Make Covenants, Not Contracts

Innovation comes from unexpected places.

I recently had the opportunity to meet a fascinating group of young pastors who are applying a complex systems approach to a new congregation they founded. Dissatisfied with the top-down, command-and-control structure of the churches they had previously been a part of, these young innovators created something better—a system based on a decentralized network, on communal governance, and on trust, reciprocity, and fulfilling commitments.

This should sound familiar to you members of the church of startup communities, which in my view, can be best understood through the prism of the complex systems framework. In such systems, we focus on cultivating the right environment, on improving the interactions between the individual elements (ie, people) rather than focusing on the elements themselves, a governance structure that adheres to non-control, and a set of virtuous informal norms and rules.

As we were discussing various approaches and challenges to organizing a modern religious community and a startup community through this belief system—which have a lot in common, by the way—I brought up the notion of social capital, and how that in order for “transactions” to take place in a startup community, one must agree to a broad-based informal “contract” that everyone adheres to. Critically, this takes place between each individual and the community as a whole.

That’s when one of my new friends turned to me and said: “I think about that as the difference between contracts and covenants.” This is a powerful distinction that is important for participants in startup communities to embrace.

Contracts, in their purest form, are specified agreements for two parties to fulfill a particular set of promises. If one party breaks that agreement, the contract is broken—freeing the other party of their obligations. Contracts establish a give-and-take relationship that is institutionalized and conditional.

Covenants, on the other hand, appeal to a cause that is greater than any mutual exchange. In a covenant, if one party breaks his or her obligations, it does not permit the other to do the same. Why? Because an oath is not really about the other person anyway—it is an appeal to our higher nature and a commitment to serving the greater good.

Contracts are transactional. Covenants are committal.

As I was kicking around this idea in my head, I stumbled upon an interesting blog post that was discussing the concept of covenants and contracts, and drew the link between the notion of covenants and a sacred document in the founding of the United States—the Declaration of Independence. Rather than summarize that analogy, I’ll just copy and paste some of that text here.

The Declaration of Independence was signed by 56 men who all understood they were committing high treason against the British government when they signed the document. Benjamin Franklin famously highlighted that reality at the time, “We must all hang together, or assuredly we shall all hang separately.”

The concluding sentence of the Declaration states “And for the support of this Declaration, with a firm reliance on the protection of divine Providence, we mutually pledge to each other our Lives, our Fortunes and our sacred Honor.”

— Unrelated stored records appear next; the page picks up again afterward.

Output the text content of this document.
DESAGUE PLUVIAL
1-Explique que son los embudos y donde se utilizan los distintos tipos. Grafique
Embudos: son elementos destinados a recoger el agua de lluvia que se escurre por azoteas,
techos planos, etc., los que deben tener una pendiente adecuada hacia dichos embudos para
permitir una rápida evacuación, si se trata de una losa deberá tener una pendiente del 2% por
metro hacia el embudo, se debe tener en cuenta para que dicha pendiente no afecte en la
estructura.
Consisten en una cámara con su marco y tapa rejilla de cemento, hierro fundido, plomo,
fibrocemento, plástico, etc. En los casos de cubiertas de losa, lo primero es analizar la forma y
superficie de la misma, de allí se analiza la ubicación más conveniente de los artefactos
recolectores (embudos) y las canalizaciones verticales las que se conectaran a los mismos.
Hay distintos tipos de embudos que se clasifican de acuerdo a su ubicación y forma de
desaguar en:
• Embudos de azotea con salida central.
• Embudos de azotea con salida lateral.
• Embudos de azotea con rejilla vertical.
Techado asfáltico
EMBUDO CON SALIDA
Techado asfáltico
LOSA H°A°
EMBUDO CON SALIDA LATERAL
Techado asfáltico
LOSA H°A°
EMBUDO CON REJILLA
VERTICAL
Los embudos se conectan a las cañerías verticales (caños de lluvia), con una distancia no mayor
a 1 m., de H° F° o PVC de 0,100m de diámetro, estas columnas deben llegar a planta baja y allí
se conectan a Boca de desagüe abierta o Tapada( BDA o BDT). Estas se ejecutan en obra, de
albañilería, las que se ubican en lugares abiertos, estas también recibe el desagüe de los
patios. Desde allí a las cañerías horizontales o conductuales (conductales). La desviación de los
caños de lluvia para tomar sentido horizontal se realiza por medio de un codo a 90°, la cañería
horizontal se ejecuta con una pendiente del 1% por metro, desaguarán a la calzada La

To the signers it didn’t matter if any one of their confederates broke or switched sides. They were still committed to their course of action regardless, even if it cost them their lives.

I am not a religious person, nor a scholar of laws nor American history, so I am probably way out over my skis here. But the point I want to make is an important one for startup community participants to embrace—make covenants, not contracts. Don't be conditional in your actions of service. Do what is right because it is right. Make a commitment to your community regardless of what it gives you in return. In the end, you will gain more.